More than 40,000 soldiers and support staff from more than 30 countries will be in Norway to take part in the operation called “Trident Juncture.” It’s described as the largest NATO exercise in Norway since the Cold War, and will involve 130 military aircraft, 70 vessels and more than 10,000 vehicles.
The first batch of soldiers will start arriving as early as August.
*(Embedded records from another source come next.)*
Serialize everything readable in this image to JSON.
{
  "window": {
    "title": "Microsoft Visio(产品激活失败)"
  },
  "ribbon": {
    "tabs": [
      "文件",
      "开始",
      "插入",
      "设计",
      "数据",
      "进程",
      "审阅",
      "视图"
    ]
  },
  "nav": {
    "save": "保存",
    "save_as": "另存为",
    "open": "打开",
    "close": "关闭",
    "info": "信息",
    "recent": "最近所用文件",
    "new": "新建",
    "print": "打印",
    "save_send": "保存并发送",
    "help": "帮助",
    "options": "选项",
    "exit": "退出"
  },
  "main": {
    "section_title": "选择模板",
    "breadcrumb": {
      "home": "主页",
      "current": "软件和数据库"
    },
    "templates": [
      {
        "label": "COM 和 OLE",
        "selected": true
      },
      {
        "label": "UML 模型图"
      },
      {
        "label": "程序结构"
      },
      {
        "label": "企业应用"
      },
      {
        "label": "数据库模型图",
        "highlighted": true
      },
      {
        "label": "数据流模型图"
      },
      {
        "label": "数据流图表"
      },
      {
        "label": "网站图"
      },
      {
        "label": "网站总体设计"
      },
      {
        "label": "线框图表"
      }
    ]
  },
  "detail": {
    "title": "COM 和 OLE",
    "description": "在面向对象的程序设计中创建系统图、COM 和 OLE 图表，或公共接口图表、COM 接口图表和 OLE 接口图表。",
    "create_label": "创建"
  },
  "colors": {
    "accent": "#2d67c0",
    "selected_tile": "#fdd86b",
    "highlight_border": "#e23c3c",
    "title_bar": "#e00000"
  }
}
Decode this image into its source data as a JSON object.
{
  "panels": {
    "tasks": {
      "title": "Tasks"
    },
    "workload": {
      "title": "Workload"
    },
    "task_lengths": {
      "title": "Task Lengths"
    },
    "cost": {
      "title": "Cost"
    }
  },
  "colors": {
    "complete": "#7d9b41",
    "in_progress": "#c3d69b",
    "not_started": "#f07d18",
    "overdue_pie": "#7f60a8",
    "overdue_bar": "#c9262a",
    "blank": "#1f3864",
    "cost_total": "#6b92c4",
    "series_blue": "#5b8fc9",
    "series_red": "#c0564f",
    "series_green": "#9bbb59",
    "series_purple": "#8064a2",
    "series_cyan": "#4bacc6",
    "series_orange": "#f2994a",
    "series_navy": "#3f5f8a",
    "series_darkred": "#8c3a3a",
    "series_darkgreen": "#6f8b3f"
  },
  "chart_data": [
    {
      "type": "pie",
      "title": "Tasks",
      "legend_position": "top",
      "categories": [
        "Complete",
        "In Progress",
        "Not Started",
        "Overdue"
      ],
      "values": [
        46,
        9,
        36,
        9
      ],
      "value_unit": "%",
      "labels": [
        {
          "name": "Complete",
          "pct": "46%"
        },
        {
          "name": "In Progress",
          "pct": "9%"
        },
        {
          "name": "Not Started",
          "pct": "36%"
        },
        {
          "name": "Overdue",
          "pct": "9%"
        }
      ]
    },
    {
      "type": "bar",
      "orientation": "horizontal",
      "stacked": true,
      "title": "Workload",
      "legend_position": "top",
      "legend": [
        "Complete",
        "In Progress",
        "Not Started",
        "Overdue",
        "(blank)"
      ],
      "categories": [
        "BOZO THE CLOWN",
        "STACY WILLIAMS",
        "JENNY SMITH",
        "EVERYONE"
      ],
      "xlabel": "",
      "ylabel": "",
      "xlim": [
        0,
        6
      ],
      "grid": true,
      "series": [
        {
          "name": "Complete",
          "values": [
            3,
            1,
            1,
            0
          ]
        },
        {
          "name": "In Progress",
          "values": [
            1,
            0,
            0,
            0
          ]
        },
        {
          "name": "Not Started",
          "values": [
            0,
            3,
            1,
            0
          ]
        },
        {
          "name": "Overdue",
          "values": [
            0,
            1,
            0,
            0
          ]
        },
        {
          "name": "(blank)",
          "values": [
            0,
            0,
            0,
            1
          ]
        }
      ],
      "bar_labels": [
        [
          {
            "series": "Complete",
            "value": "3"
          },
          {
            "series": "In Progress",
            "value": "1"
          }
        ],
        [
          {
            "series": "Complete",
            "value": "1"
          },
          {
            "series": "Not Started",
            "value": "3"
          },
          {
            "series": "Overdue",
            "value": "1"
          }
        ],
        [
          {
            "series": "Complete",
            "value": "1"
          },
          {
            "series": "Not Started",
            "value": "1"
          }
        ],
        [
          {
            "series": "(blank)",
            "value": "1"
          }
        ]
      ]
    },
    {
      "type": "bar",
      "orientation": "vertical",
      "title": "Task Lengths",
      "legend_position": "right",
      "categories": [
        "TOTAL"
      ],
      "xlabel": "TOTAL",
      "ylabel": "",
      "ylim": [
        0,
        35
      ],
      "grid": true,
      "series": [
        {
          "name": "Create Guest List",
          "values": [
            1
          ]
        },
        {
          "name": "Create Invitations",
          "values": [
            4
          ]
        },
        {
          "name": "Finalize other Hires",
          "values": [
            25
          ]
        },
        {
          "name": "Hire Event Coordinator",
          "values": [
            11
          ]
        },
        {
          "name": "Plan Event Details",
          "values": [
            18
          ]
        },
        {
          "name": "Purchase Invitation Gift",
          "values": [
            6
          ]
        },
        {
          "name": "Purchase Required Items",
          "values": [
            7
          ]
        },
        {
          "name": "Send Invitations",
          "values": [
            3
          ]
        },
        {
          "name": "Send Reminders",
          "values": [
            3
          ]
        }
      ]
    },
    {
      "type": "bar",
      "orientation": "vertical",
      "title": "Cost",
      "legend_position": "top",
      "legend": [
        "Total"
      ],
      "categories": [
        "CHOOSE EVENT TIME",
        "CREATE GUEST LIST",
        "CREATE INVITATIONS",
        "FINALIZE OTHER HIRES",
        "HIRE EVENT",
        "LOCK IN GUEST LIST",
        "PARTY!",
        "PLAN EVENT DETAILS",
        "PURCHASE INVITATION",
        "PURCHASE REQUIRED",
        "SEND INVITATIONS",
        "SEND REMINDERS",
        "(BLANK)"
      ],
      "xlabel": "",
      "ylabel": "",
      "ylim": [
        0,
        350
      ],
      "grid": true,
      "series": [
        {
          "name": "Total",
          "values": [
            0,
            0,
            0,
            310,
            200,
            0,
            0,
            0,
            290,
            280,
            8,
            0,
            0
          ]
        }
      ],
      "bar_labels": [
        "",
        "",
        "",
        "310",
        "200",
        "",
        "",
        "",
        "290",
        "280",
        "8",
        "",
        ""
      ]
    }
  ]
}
Jørn Schjelderup, a divisional director at the state police directorate, told Norwegian Broadcasting (NRK) that it was “completely natural” for the police to implement special precautions and procedures in line with “such a large event.”
He said the general public isn’t expected to notice any visible difference and he stressed that the overall terror threat has not been raised. “But on a general basis, we can say that such a large (military) exercise will attract attention from, for example, other countries’ intelligence agencies,” he told NRK.
Norway’s defense department (Forsvaret) and the state police intelligence service PST (Politiets sikkerhetstjeneste) are also preparing for increased espionage activity directed against Norway.
“The Norwegian defense and preparedness sectors are intelligence targets for foreign states,” Trond Hugubakken, communications director for PST, told NRK. “It’s therefore natural that foreign intelligence services will gather information on such a major NATO exercise in Norway.”
Police are told to watch out for signs of people observing areas where exercises will take place, and to signs of information being collected through various electronic means. The NATO exercises can also be used to test new systems that are likely to be of interest to foreign intelligence agencies.
“The spying threat against Norway has already been evaluated as high, and we expect activity to increase in connection with the exercise,” Commander Hans Kristian Herland, chief of the defense department’s security division, told newspaper VG during the weekend. Police departments in the southeast and inland areas plus the counties of Møre og Romsdal and Trøndelag will be particularly affected by the NATO exercise.